Desemprego cresceu em 13 estados e DF no primeiro trimestre, diz IBGE

As maiores taxas de desemprego foram registradas no Amapá, Bahia e Acre

Nicola Pamplona
Rio de Janeiro

O desemprego subiu em 14 das 27 unidades da Federação brasileiras no primeiro trimestre sob o governo Jair Bolsonaro, informou nesta quinta (16) o IBGE. As maiores variações foram no Acre, Goiás e Mato Grosso do Sul. 

Em 13 deles, houve recorde na taxa de subutilização da força de trabalho, que inclui desempregados, pessoas que trabalham menos do que gostariam e aqueles que desistiram de procurar emprego mas gostariam de trabalhar.  

No primeiro trimestre, a taxa de desemprego no país foi de 12,7%, 1,1 ponto percentual acima do registrado no trimestre anterior, com 13,4 milhões de pessoas procurando emprego. A taxa de subutilização bateu recorde de 25%, o equivalente a R$ 28,3 milhões.

Segundo o IBGE, houve aumento do desemprego em todas as regiões do país. A maior taxa de desemprego foi registrada no Nordeste, onde 15,3% das pessoas com mais de 14 anos procuraram emprego no primeiro trimestre.

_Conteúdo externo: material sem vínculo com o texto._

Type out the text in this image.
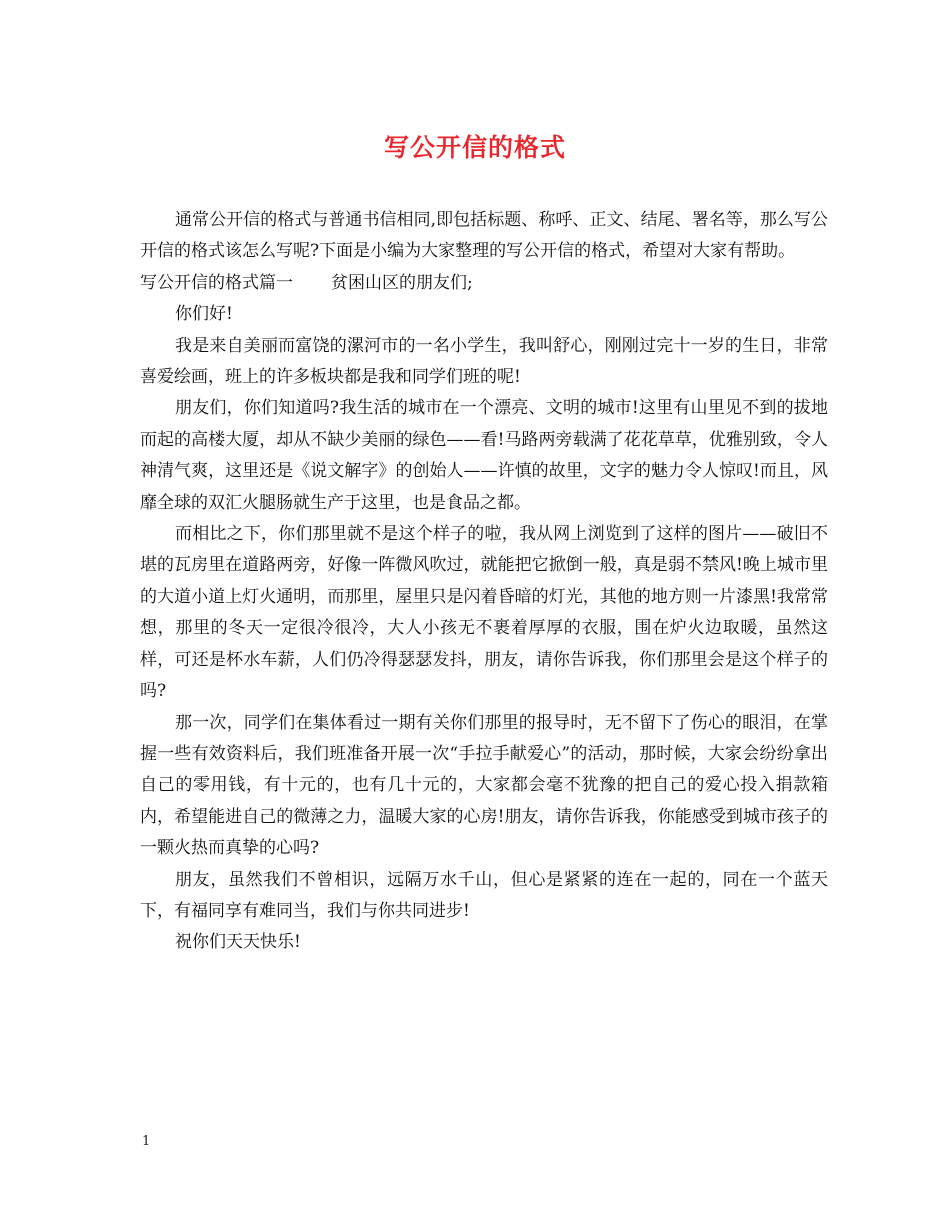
写公开信的格式

通常公开信的格式与普通书信相同,即包括标题、称呼、正文、结尾、署名等，那么写公开信的格式该怎么写呢?下面是小编为大家整理的写公开信的格式，希望对大家有帮助。

写公开信的格式篇一 贫困山区的朋友们;

你们好!

我是来自美丽而富饶的漯河市的一名小学生，我叫舒心，刚刚过完十一岁的生日，非常喜爱绘画，班上的许多板块都是我和同学们班的呢!

朋友们，你们知道吗?我生活的城市在一个漂亮、文明的城市!这里有山里见不到的拔地而起的高楼大厦，却从不缺少美丽的绿色——看!马路两旁载满了花花草草，优雅别致，令人神清气爽，这里还是《说文解字》的创始人——许慎的故里，文字的魅力令人惊叹!而且，风靡全球的双汇火腿肠就生产于这里，也是食品之都。

而相比之下，你们那里就不是这个样子的啦，我从网上浏览到了这样的图片——破旧不堪的瓦房里在道路两旁，好像一阵微风吹过，就能把它掀倒一般，真是弱不禁风!晚上城市里的大道小道上灯火通明，而那里，屋里只是闪着昏暗的灯光，其他的地方则一片漆黑!我常常想，那里的冬天一定很冷很冷，大人小孩无不裹着厚厚的衣服，围在炉火边取暖，虽然这样，可还是杯水车薪，人们仍冷得瑟瑟发抖，朋友，请你告诉我，你们那里会是这个样子的吗?

那一次，同学们在集体看过一期有关你们那里的报导时，无不留下了伤心的眼泪，在掌握一些有效资料后，我们班准备开展一次“手拉手献爱心”的活动，那时候，大家会纷纷拿出自己的零用钱，有十元的，也有几十元的，大家都会毫不犹豫的把自己的爱心投入捐款箱内，希望能进自己的微薄之力，温暖大家的心房!朋友，请你告诉我，你能感受到城市孩子的一颗火热而真挚的心吗?

朋友，虽然我们不曾相识，远隔万水千山，但心是紧紧的连在一起的，同在一个蓝天下，有福同享有难同当，我们与你共同进步!

祝你们天天快乐!

1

De acordo com o gerente da pesquisa, Cimar Azeredo, os dados mostram que a crise no mercado de trabalho está espalhada por todo o país e não dá sinais de recuperação. "É uma crise generalizada", afirmou.

De acordo com o IBGE, as maiores taxas de desemprego foram registradas no Amapá (20,2%), Bahia (18,3%) e Acre (18%). As menores, em Santa Catarina (7,2%) e Paraná e Rondônia, ambos com 8,9%.

Em São Paulo, a taxa de desemprego ficou em 13,5%, acima da média nacional e 1,1 ponto percentual acima da registrada no quarto trimestre de 2018.

No primeiro trimestre, além de São Paulo, o desemprego cresceu no Acre, em Goiás, Mato Grosso do Sul, Maranhão, Mato Grosso, Distrito Federal, Tocantins, Espírito Santo, Minas Gerais, Pará e Ceará. 

Em quatro deles –Rondônia, Roraima, Maranhão e Distrito Federal– a taxa de desemprego foi recorde no trimestre. Em outros dois –Rio de Janeiro e Mato Grosso do Sul– embora a taxa não seja recorde, o número de desempregados foi o maior da série histórica. 

Na comparação com o primeiro trimestre de 2018, o desemprego cresceu em quatro estados –Roraima, Acre, Amazonas e Santa Catarina– e caiu em três –Ceará, Minas Gerais e Pernambuco. Nessa base de comparação, a taxa de desemprego no país caiu 0,4 pontos percentuais.

Em Roraima, diz Azeredo, o crescimento do desemprego na comparação anual pode ser reflexo da imigração venezuelana. Naquele estado, a taxa de desemprego subiu 4,7% em relação ao primeiro trimestre de 2019, para 15% da população em idade de trabalhar.

De acordo com o IBGE, um a cada quatro desempregados brasileiros estavam há mais de dois anos procurando trabalho no primeiro trimestre de 2019. Ao todo, 3,3 milhões de brasileiros se encontravam nessa posição, recorde para um primeiro trimestre.

"A consequência principal disso é a perda de qualificação", diz Azeredo. Ele alertou também  para o alto desemprego entre os mais jovens, que leva recém-formados a buscar a informalidade antes da primeira experiência profissional em suas carreiras. 

A população entre 18 e 24 anos representa 31,8% do número de desempregados no país, sendo o segundo maior grupo, por faixa etária. No primeiro trimestre, a taxa de desemprego desse segmento cresceu para 27,3%.